In our modern times where it seems every convention we’ve ever been comfortable with is in complete upheaval, it’s no wonder that our architecture, especially residential architecture, is changing as well. But what is it changing in to? Looking around we still see the same old bland McMansion monstrosities dotting our suburban landscape, billboards crying out for us to come tour the latest “model home” in the newest and most shiny development – deals deals deals. Just sign on the doted line.
Then you’ve got the whole “green” craze that is still chugging strong. “Energy Star” or LEED or “green building” or “recycled content”. It’s everywhere, but do any of us really know what it means? Is there any real value in these buzz word slogans? Is that 2500 sf suburban “energy star” rated home really going to save you any money in the life of it’s use? Is any of that “post consumer content” really making your life better enough to justify the extra 10 or 20 percent in price? I’m thinking it’s just more of the same with new packaging.
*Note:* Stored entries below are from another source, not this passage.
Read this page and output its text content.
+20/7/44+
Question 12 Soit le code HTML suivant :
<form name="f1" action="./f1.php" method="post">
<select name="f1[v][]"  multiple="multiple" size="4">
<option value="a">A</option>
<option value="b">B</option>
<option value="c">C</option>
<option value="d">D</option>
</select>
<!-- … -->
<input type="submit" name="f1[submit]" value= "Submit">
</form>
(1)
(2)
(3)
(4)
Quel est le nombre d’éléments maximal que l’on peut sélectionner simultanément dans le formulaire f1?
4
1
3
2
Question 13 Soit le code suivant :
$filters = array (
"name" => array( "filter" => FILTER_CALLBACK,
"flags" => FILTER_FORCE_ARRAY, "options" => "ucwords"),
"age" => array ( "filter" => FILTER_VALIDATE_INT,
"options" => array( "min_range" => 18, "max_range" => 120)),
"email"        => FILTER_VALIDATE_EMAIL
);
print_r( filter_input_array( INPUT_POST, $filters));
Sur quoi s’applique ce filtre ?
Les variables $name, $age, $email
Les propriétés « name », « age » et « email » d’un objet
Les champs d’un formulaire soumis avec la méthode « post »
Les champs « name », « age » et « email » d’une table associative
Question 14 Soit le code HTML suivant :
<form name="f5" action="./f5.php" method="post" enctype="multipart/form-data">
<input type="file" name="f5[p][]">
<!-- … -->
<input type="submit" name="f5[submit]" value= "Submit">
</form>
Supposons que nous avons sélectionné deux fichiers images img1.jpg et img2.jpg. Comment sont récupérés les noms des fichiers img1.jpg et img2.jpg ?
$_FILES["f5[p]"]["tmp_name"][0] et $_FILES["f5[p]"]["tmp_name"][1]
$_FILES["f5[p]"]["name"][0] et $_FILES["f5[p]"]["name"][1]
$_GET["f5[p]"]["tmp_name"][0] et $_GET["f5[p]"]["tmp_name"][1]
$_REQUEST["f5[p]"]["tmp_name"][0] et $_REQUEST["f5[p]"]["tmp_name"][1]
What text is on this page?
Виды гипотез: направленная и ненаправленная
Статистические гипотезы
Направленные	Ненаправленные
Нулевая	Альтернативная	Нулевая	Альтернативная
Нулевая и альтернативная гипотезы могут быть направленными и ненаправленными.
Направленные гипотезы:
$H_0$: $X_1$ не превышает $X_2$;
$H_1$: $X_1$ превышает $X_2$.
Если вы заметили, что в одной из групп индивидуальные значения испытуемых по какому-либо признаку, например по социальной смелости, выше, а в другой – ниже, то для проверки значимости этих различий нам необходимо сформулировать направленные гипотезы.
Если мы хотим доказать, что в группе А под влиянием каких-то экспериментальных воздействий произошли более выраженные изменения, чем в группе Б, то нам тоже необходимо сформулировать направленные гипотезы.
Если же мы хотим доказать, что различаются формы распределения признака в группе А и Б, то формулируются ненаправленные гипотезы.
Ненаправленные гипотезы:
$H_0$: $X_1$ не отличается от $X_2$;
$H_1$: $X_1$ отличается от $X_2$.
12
But if you look closer there is something new happening in modern and contemporary architecture and not just in the flashy custom market either. For years architects, and thereby clients, have subscribed to the “bigger is better” philosophy because for so long we simply had it really good. There were some bumps in the road, but for the most part land, material and labor costs were low and so we had a building boom that lasted more than 2 generations. Which is astounding. Times, though, have and are changing.
What are the times changing into, you ask? That is a simply not-so-simple answer. The basics are quality over quantity, substance over style, performance over panache. In short, there is a whole generation of client realizing that an architect is their friend, their advocate and a resource instead of a “legal necessity”. Homeowners and would-be homeowners are seeking out the advice and services of architects to build homes that are modest, efficient, responsible and, yes, even beautiful for a manageable price. Open up the latest architectural trade magazine and I bet you’ll stumble across more than a few homes recently designed and built well under the $250/sf range. Some maybe even closer to the $100/sf range that still offer quality, substance, performance and a little style as well.
Architects should be embracing this trend with both arms, chaining themselves to it, never to let go. Finally we’re waking up to the mistakes of our past – the complete wasteful abandon of consequence to our actions and the effect had on our cities, towns and natural surroundings. This is an exciting time in architecture where the typical methods of the past (like working WITH your environment rather than against it) are being utilized once again as basic design and building practice.
To sum up, we are reducing the amount of raw square footage once thought necessary in a typical living space; we are reusing more of our current building stock in more innovative ways; and we’ve developed strategies and techniques to recycle those buildings and materials that have outlived their usefulness. This is the heart and soul of a responsible architectural expression.